Since we want to backup and move users' home file systems regularly between Thumpers we want to have as much speed as possible for this set-up. We noticed that the standard approach of
zfs send ... | ssh host zfs receive
only gave us 50 MByte/s. Since netperf easily gave us more then 7 Gbit/s we are worried.
For testing/debugging we use
mbuffer which gives us the possibility to study on which end of the connection the performance drop is.

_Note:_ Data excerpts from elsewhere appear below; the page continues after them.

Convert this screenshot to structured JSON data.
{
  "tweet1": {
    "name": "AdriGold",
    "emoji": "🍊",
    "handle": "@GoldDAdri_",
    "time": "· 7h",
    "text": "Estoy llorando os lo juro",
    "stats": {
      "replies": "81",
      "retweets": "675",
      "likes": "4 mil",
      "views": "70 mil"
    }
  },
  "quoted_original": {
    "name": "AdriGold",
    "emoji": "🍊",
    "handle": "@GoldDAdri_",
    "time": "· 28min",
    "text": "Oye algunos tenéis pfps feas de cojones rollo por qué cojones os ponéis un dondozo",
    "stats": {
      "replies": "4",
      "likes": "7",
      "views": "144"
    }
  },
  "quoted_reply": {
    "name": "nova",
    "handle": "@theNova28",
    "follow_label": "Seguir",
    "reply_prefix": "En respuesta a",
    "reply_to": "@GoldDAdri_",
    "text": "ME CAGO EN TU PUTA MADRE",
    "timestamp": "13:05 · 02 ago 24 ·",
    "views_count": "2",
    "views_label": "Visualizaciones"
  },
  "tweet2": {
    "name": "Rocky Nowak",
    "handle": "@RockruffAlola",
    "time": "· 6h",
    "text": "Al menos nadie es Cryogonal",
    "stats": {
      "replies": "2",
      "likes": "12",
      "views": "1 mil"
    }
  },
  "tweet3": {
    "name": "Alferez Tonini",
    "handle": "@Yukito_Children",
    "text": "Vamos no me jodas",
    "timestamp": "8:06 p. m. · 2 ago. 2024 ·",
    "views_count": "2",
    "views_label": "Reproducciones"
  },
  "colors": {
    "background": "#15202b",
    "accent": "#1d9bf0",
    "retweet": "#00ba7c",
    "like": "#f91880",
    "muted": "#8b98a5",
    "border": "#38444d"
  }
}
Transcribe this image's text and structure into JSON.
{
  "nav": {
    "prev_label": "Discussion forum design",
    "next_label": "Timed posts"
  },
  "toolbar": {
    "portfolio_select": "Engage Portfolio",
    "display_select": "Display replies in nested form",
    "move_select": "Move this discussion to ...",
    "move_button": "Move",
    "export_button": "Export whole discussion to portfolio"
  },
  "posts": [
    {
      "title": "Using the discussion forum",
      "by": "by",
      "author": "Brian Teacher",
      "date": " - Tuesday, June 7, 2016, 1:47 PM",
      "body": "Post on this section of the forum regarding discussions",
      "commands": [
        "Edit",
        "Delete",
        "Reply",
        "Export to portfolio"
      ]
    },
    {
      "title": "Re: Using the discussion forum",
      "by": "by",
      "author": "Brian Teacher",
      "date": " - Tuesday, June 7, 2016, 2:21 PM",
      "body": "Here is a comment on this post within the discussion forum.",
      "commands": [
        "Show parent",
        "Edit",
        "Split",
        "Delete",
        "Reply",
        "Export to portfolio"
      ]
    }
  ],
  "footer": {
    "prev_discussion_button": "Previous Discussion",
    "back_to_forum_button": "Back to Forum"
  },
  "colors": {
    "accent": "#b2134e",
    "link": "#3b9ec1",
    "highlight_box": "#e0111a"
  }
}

There are two sections here. The first one investigates which methods should be used to perform the transfer over the network while the second section looks into the issue of which partitioning layout to use:
Networked Transfer
The first test just moves data from
/dev/zero
to
/dev/null
:
cat /dev/zero | mbuffer -m 2048M > /dev/null
summary: 170 GByte in 4 min 59.3 sec - average of 583 MB/s
Thus, /dev/zero is producing 0's fast enough.
cat /dev/zero | mbuffer -m 2048M | ssh localhost 'cat > /dev/null'
summary: 678 MByte in 20.9 sec - average of 32.5 MB/s
cat /dev/zero | mbuffer -m 2048M | ssh -c blowfish localhost 'cat > /dev/null'
summary: 9.9 GByte in 3 min 13.6 sec - average of 52.5 MB/s
Even locally this is far from being ideal.
Now the swiss army knife netcat
Receiver part:
netcat -l -p 7000 | mbuffer -m 2048M > /dev/null
summary: 7410 MByte in 1 min 28.7 sec - average of 83.5 MB/s
(note this includes 14 seconds initial delay)
Sender:
cat /dev/zero | mbuffer -m 2048M | netcat localhost 7000
summary: 7410 MByte in 1 min 14.9 sec - average of 98.9 MB/s
The problem here is that the buffer on the sending side is full:
in @ 103 MB/s, out @ 103 MB/s, 912 MB total, buffer 100% full
, i.e. netcat cannot send data fast enough.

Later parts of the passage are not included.